Face à l'Afrique du Sud il y a deux jours, l'équipe de foot du Brésil n'a pas su convaincre: match nul. Ce soir, la Seleçao affrontera l'Irak. Dans le quartier de Flamengo, André ne baisse pas les bras: "Nous sommes dans le pays du football, nous aimons ce sport et nous supporterons toujours cette sélection. Même avec ce qu’il s’est passé il y a deux ans. Perdre comme on a perdu c’était trop triste, mais je n’abandonnerai jamais le Brésil, je le supporterai jusqu’à la mort et avec ces JO, ce sera une petite revanche".

Et en ce moment, il faut être costaud et motivé pour supporter cette Seleçao. Il y a quelques semaines, elle a été éliminée dès les phases de poule de la Copa America par le Pérou. Pedro, carioca de naissance, a le sentiment que remonter la pente va être bien compliqué: "Tout le football brésilien a beaucoup souffert. Mais si aujourd’hui on fait des blagues là-dessus, c’est une chose qui nous fait mal. On doit changer beaucoup de choses, et ça va prendre beaucoup de temps pour que la blessure cicatrise".

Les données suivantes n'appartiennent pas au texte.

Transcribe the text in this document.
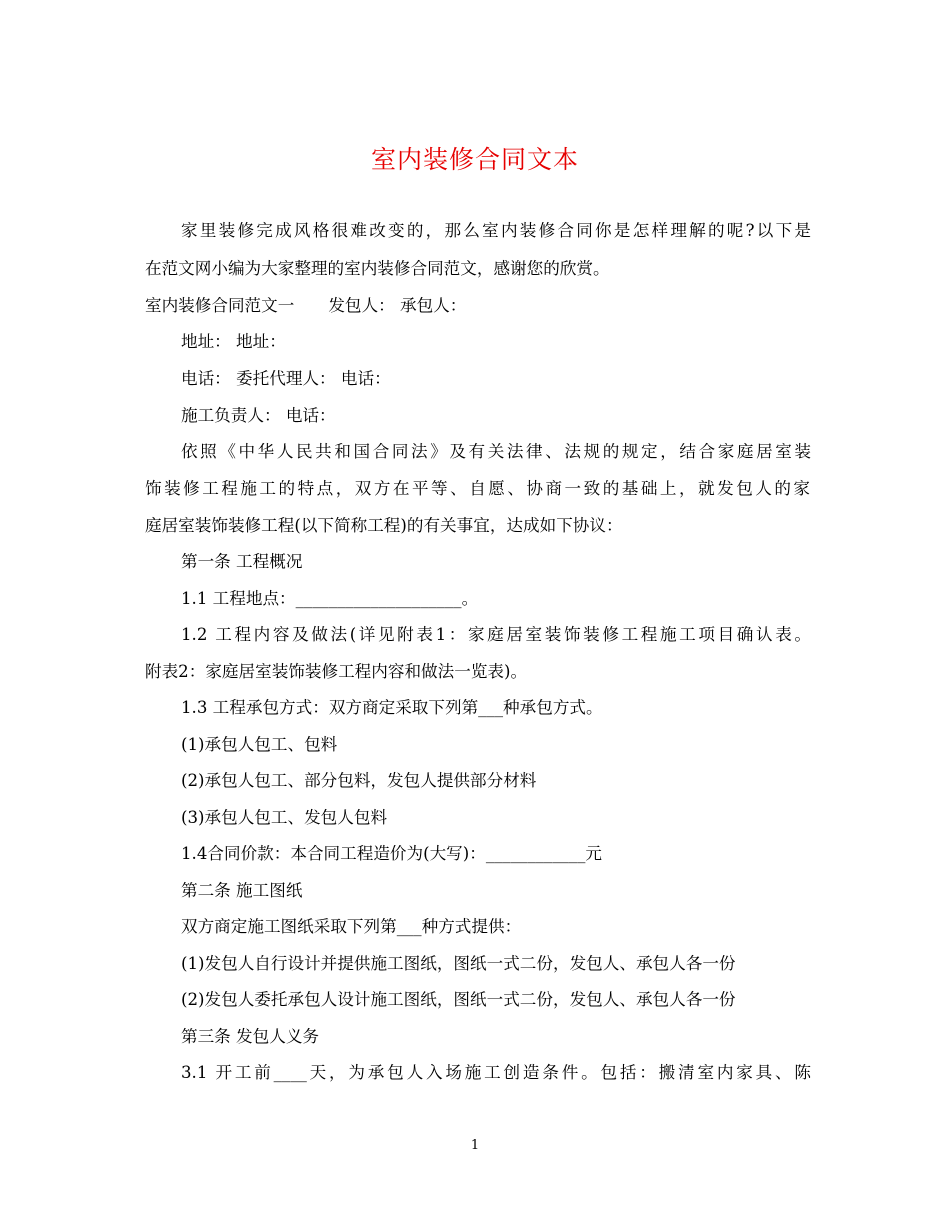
室内装修合同文本
家里装修完成风格很难改变的，那么室内装修合同你是怎样理解的呢?以下是
在范文网小编为大家整理的室内装修合同范文，感谢您的欣赏。
室内装修合同范文一 发包人： 承包人：
地址： 地址：
电话： 委托代理人： 电话：
施工负责人： 电话：
依照《中华人民共和国合同法》及有关法律、法规的规定，结合家庭居室装
饰装修工程施工的特点，双方在平等、自愿、协商一致的基础上，就发包人的家
庭居室装饰装修工程(以下简称工程)的有关事宜，达成如下协议：
第一条 工程概况
1.1 工程地点：____________________。
1.2 工程内容及做法(详见附表1：家庭居室装饰装修工程施工项目确认表。
附表2：家庭居室装饰装修工程内容和做法一览表)。
1.3 工程承包方式：双方商定采取下列第___种承包方式。
(1)承包人包工、包料
(2)承包人包工、部分包料，发包人提供部分材料
(3)承包人包工、发包人包料
1.4合同价款：本合同工程造价为(大写)：____________元
第二条 施工图纸
双方商定施工图纸采取下列第___种方式提供：
(1)发包人自行设计并提供施工图纸，图纸一式二份，发包人、承包人各一份
(2)发包人委托承包人设计施工图纸，图纸一式二份，发包人、承包人各一份
第三条 发包人义务
3.1 开工前____天，为承包人入场施工创造条件。包括：搬清室内家具、陈
1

"Tous nos espoirs reposent sur Neymar"

Alors, pour ce tournoi olympique, il ne compte que sur un joueur, une star mondial, Neymar: "Neymar c’est notre symbole national. On lui fait confiance, nos résultats dépendent de lui. Tous nos espoirs reposent sur Neymar".

Deux ans précisément après la défaite 7-1 contre l’Allemagne, il semble malgré tout que l’état d’esprit ait changé. C’est en tout cas le sentiment de Dominique. Son père a longtemps joué sous les couleurs du club local de Flamengo: "C'est toujours un cauchemar de parler de la Coupe du monde. Les Brésiliens commencent à se rendre compte qu'il n'y a pas que le foot, même si ça reste la référence brésilienne".

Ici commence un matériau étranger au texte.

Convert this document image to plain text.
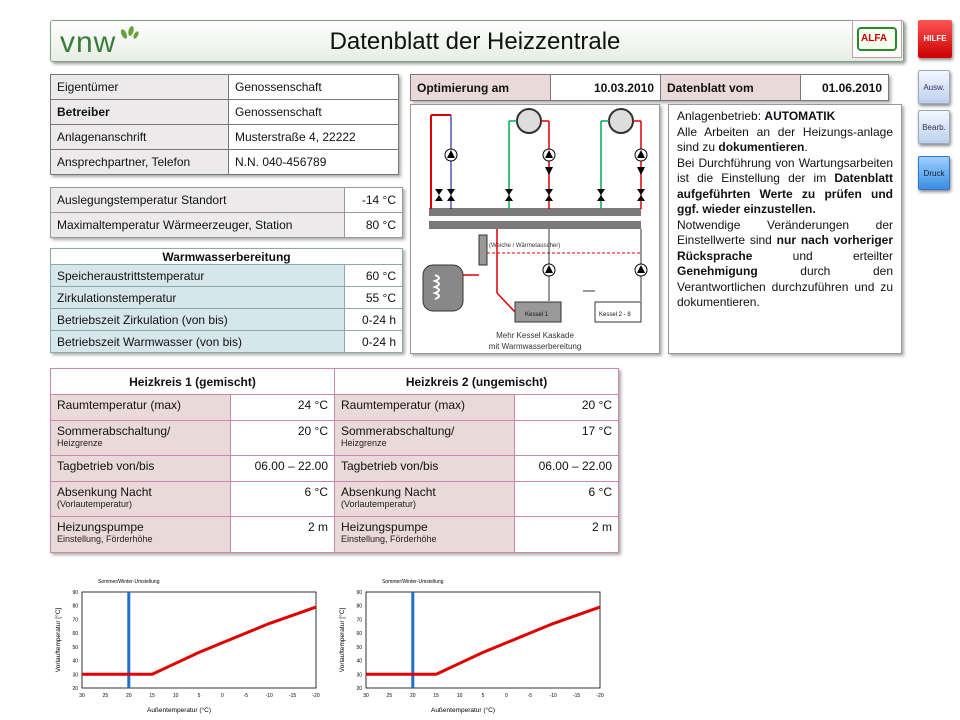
vnw	Datenblatt der Heizzentrale	ALFA	HILFE
Ausw.
Bearb.
Druck
Eigentümer	Genossenschaft
Betreiber	Genossenschaft
Anlagenanschrift	Musterstraße 4, 22222
Ansprechpartner, Telefon	N.N. 040-456789
Auslegungstemperatur Standort	-14 °C
Maximaltemperatur Wärmeerzeuger, Station	80 °C
Warmwasserbereitung	
Speicheraustrittstemperatur	60 °C
Zirkulationstemperatur	55 °C
Betriebszeit Zirkulation (von bis)	0-24 h
Betriebszeit Warmwasser (von bis)	0-24 h
Optimierung am	10.03.2010	Datenblatt vom	01.06.2010
(Weiche / Wärmetauscher)
Kessel 1	Kessel 2 - 8
Mehr Kessel Kaskade
mit Warmwasserbereitung
Anlagenbetrieb: AUTOMATIK
Alle Arbeiten an der Heizungs-anlage sind zu dokumentieren.
Bei Durchführung von Wartungsarbeiten ist die Einstellung der im Datenblatt aufgeführten Werte zu prüfen und ggf. wieder einzustellen.
Notwendige Veränderungen der Einstellwerte sind nur nach vorheriger Rücksprache und erteilter Genehmigung durch den Verantwortlichen durchzuführen und zu dokumentieren.
Heizkreis 1 (gemischt)		Heizkreis 2 (ungemischt)	
Raumtemperatur (max)	24 °C	Raumtemperatur (max)	20 °C
Sommerabschaltung/
Heizgrenze	20 °C	Sommerabschaltung/
Heizgrenze	17 °C
Tagbetrieb von/bis	06.00 – 22.00	Tagbetrieb von/bis	06.00 – 22.00
Absenkung Nacht
(Vorlautemperatur)	6 °C	Absenkung Nacht
(Vorlautemperatur)	6 °C
Heizungspumpe
Einstellung, Förderhöhe	2 m	Heizungspumpe
Einstellung, Förderhöhe	2 m
20
30
40
50
60
70
80
90
30	25	20	15	10	5	0	-5	-10	-15	-20
Sommer/Winter-Umstellung
Außentemperatur (°C)
Vorlauftemperatur [°C]
20
30
40
50
60
70
80
90
30	25	20	15	10	5	0	-5	-10	-15	-20
Sommer/Winter-Umstellung
Außentemperatur (°C)
Vorlauftemperatur [°C]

Il y a le sport, et il y a aussi l’organisation. Et l’héritage qui en découle. Selon certaines études, la Coupe du monde aurait coûté au Brésil plus de 10 milliards d’euros. Financé à plus de 80% par l’Etat et donc par le contribuable. Certains transports collectifs ne fonctionnent plus. Dans la capitale à Brasilia, un quatrième stade avait été construit. Quatre stades pour une ville qui n’a aucun club dans les deux premières divisions du pays.

"Le Maracana n'est plus un stade populaire"

Et puis il y a le mythique Maracana qui a été totalement transformé pour cette coupe du monde. Héritage dramatique, pour Rogerio, journaliste indépendant: "Le Maracana c’était une œuvre architecturale d’une valeur immense, ils l’ont transformé pour la Coupe du monde et c’est terrible. Cette compétition nous a enlevé un petit peu de notre patrimoine. Et puis en plus on a mis plein de places VIP. Le Maracana n’est plus un stade populaire, il n’est plus fréquenté que par des blancs".

Les Brésiliens n’ont à présent qu’un seul souhait, c’est que l’histoire ne se répète pas avec ces Jeux Olympiques.